С этими словами Пётр распылил из баллончика в лицо Павла ту самую закись азота, с которой в этот день всё и началось. Голова писателя опять со стуком опустилась на усыпанный хлебными крошками стол.
* * *
Яркий луч утреннего солнца пробился сквозь засиженное мухами оконное стекло и осветил лицо спящего прямо за столом Павла Ивановича Ветрова-Задунайского. Открыв глаза, писатель улыбнулся в ответ солнцу и блаженно потянулся, прогоняя остатки сна. Было легко и хорошо.
— Присниться же такой бред. Расскажи кому, – не поверят, за сумасшедшего посчитают.
Пустая бутылка на столе и одиноко стоящий тоже пустой стакан немым укором напомнили Павлу о его недавней депрессии. Но даже это теперь не могло испортить такое прекрасное утро. Хотелось жить и творить. Мозг писателя без усилия включился в работу.
— Конечно, это полный бред, но если хорошенько подумать, то из всего этого может получиться неплохая вещь. Добавить кровавую сцену катастрофы, ввести в сюжет женщину или даже лучше двух, развить любовную линию, и всё это немного сбрызнуть слезами расставания – вот тебе и новый бестселлер.

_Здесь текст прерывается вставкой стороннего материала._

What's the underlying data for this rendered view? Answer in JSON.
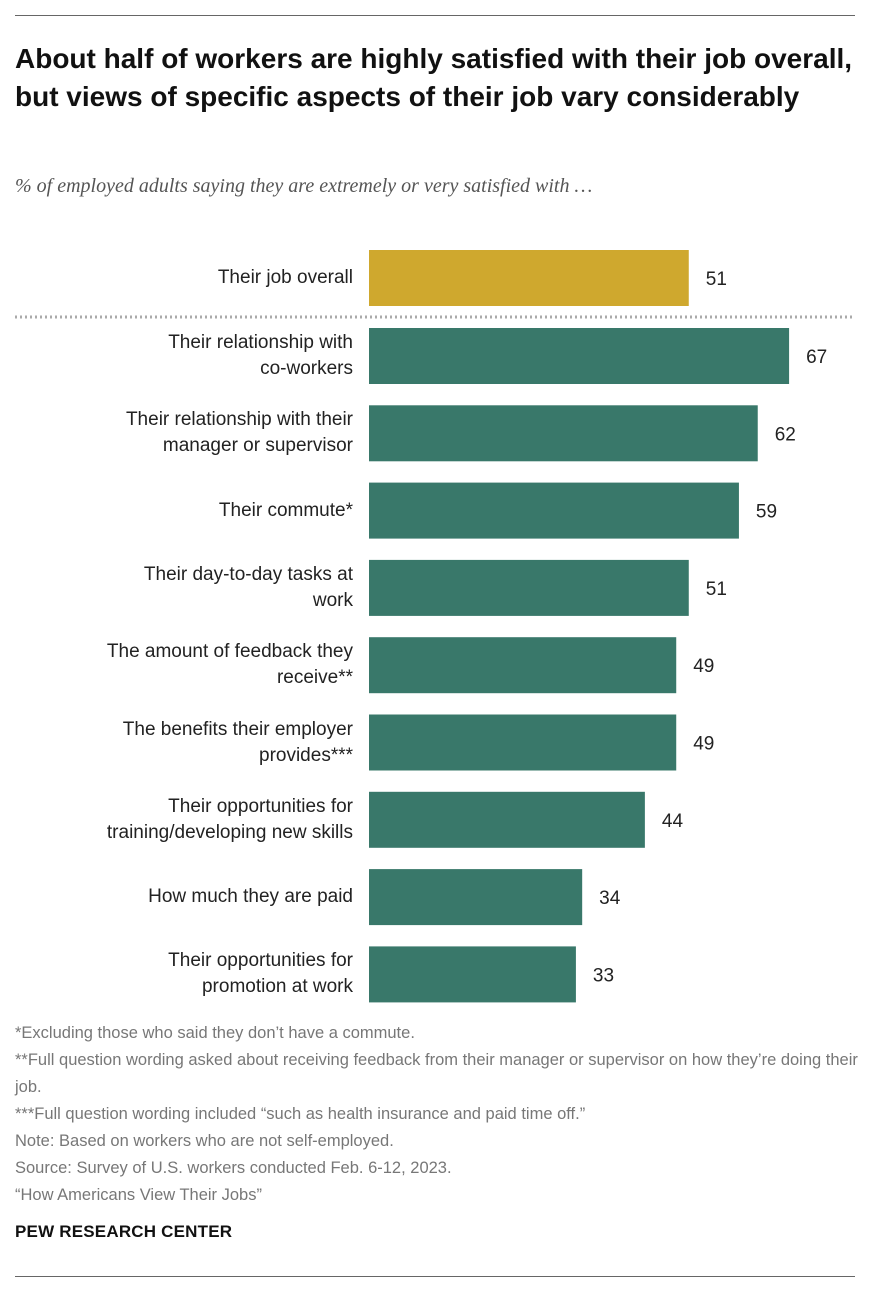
{
  "title": "About half of workers are highly satisfied with their job overall, but views of specific aspects of their job vary considerably",
  "subtitle": "% of employed adults saying they are extremely or very satisfied with …",
  "colors": {
    "highlight": "#cfa82e",
    "bar": "#39786a",
    "separator": "#aaaaaa"
  },
  "chart_data": {
    "type": "bar",
    "orientation": "horizontal",
    "categories": [
      "Their job overall",
      "Their relationship with\nco-workers",
      "Their relationship with their\nmanager or supervisor",
      "Their commute*",
      "Their day-to-day tasks at\nwork",
      "The amount of feedback they\nreceive**",
      "The benefits their employer\nprovides***",
      "Their opportunities for\ntraining/developing new skills",
      "How much they are paid",
      "Their opportunities for\npromotion at work"
    ],
    "values": [
      51,
      67,
      62,
      59,
      51,
      49,
      49,
      44,
      34,
      33
    ],
    "highlight_index": 0,
    "separator_after_index": 0,
    "xlim": [
      0,
      100
    ],
    "grid": false,
    "legend": "none"
  },
  "notes": [
    "*Excluding those who said they don’t have a commute.",
    "**Full question wording asked about receiving feedback from their manager or supervisor on how they’re doing their job.",
    "***Full question wording included “such as health insurance and paid time off.”",
    "Note: Based on workers who are not self-employed.",
    "Source: Survey of U.S. workers conducted Feb. 6-12, 2023.",
    "“How Americans View Their Jobs”"
  ],
  "brand": "PEW RESEARCH CENTER"
}
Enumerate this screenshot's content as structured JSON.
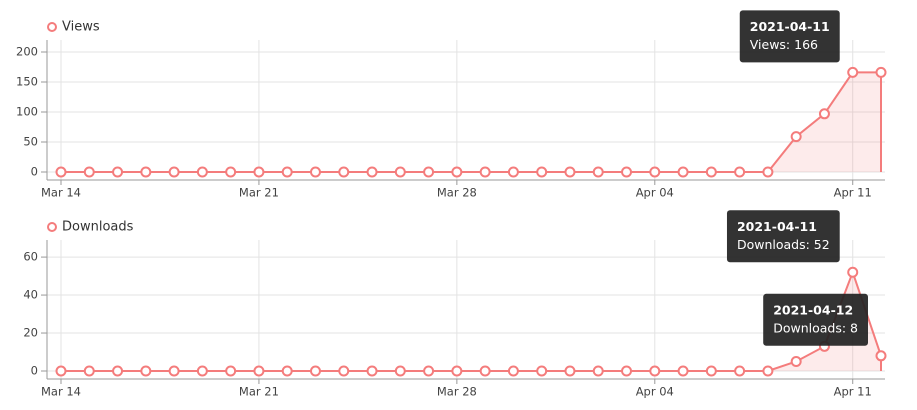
{
  "chart_data": [
    {
      "type": "line",
      "x": [
        "2021-03-14",
        "2021-03-15",
        "2021-03-16",
        "2021-03-17",
        "2021-03-18",
        "2021-03-19",
        "2021-03-20",
        "2021-03-21",
        "2021-03-22",
        "2021-03-23",
        "2021-03-24",
        "2021-03-25",
        "2021-03-26",
        "2021-03-27",
        "2021-03-28",
        "2021-03-29",
        "2021-03-30",
        "2021-03-31",
        "2021-04-01",
        "2021-04-02",
        "2021-04-03",
        "2021-04-04",
        "2021-04-05",
        "2021-04-06",
        "2021-04-07",
        "2021-04-08",
        "2021-04-09",
        "2021-04-10",
        "2021-04-11",
        "2021-04-12"
      ],
      "series": [
        {
          "name": "Views",
          "color": "#f47c7c",
          "values": [
            0,
            0,
            0,
            0,
            0,
            0,
            0,
            0,
            0,
            0,
            0,
            0,
            0,
            0,
            0,
            0,
            0,
            0,
            0,
            0,
            0,
            0,
            0,
            0,
            0,
            0,
            59,
            97,
            166,
            166
          ]
        }
      ],
      "ylim": [
        0,
        220
      ],
      "yticks": [
        0,
        50,
        100,
        150,
        200
      ],
      "xticks": [
        {
          "value": "2021-03-14",
          "label": "Mar 14"
        },
        {
          "value": "2021-03-21",
          "label": "Mar 21"
        },
        {
          "value": "2021-03-28",
          "label": "Mar 28"
        },
        {
          "value": "2021-04-04",
          "label": "Apr 04"
        },
        {
          "value": "2021-04-11",
          "label": "Apr 11"
        }
      ],
      "grid": true,
      "tooltips": [
        {
          "title": "2021-04-11",
          "text": "Views: 166"
        }
      ]
    },
    {
      "type": "line",
      "x": [
        "2021-03-14",
        "2021-03-15",
        "2021-03-16",
        "2021-03-17",
        "2021-03-18",
        "2021-03-19",
        "2021-03-20",
        "2021-03-21",
        "2021-03-22",
        "2021-03-23",
        "2021-03-24",
        "2021-03-25",
        "2021-03-26",
        "2021-03-27",
        "2021-03-28",
        "2021-03-29",
        "2021-03-30",
        "2021-03-31",
        "2021-04-01",
        "2021-04-02",
        "2021-04-03",
        "2021-04-04",
        "2021-04-05",
        "2021-04-06",
        "2021-04-07",
        "2021-04-08",
        "2021-04-09",
        "2021-04-10",
        "2021-04-11",
        "2021-04-12"
      ],
      "series": [
        {
          "name": "Downloads",
          "color": "#f47c7c",
          "values": [
            0,
            0,
            0,
            0,
            0,
            0,
            0,
            0,
            0,
            0,
            0,
            0,
            0,
            0,
            0,
            0,
            0,
            0,
            0,
            0,
            0,
            0,
            0,
            0,
            0,
            0,
            5,
            13,
            52,
            8
          ]
        }
      ],
      "ylim": [
        0,
        69
      ],
      "yticks": [
        0,
        20,
        40,
        60
      ],
      "xticks": [
        {
          "value": "2021-03-14",
          "label": "Mar 14"
        },
        {
          "value": "2021-03-21",
          "label": "Mar 21"
        },
        {
          "value": "2021-03-28",
          "label": "Mar 28"
        },
        {
          "value": "2021-04-04",
          "label": "Apr 04"
        },
        {
          "value": "2021-04-11",
          "label": "Apr 11"
        }
      ],
      "grid": true,
      "tooltips": [
        {
          "title": "2021-04-11",
          "text": "Downloads: 52"
        },
        {
          "title": "2021-04-12",
          "text": "Downloads: 8"
        }
      ]
    }
  ]
}
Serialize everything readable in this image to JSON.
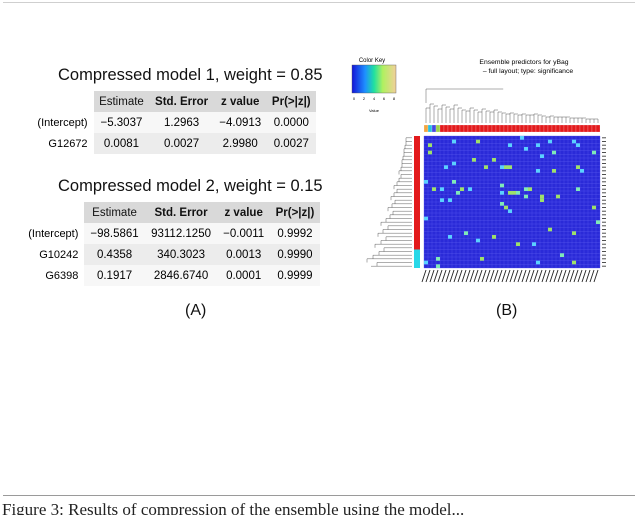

Надо будет после обеда обязательно позвонить Цукерману, - пусть сегодня же начинает переговоры с издательствами. А я уже завтра вернусь в город. Хватит пьянствовать, пора заниматься делом.
Окрылённый идеей своего нового романа, Павел вышел на крыльцо и с наслаждением глубоко вдохнул обжигающе свежий утренний воздух. Но выдохнуть сразу у него не получилось. По периметру всего участка стояла трёхметровая стена из красного кирпича – маленькая копия московского Кремля, а на ухоженном английском газоне высились две стеклянные теплицы.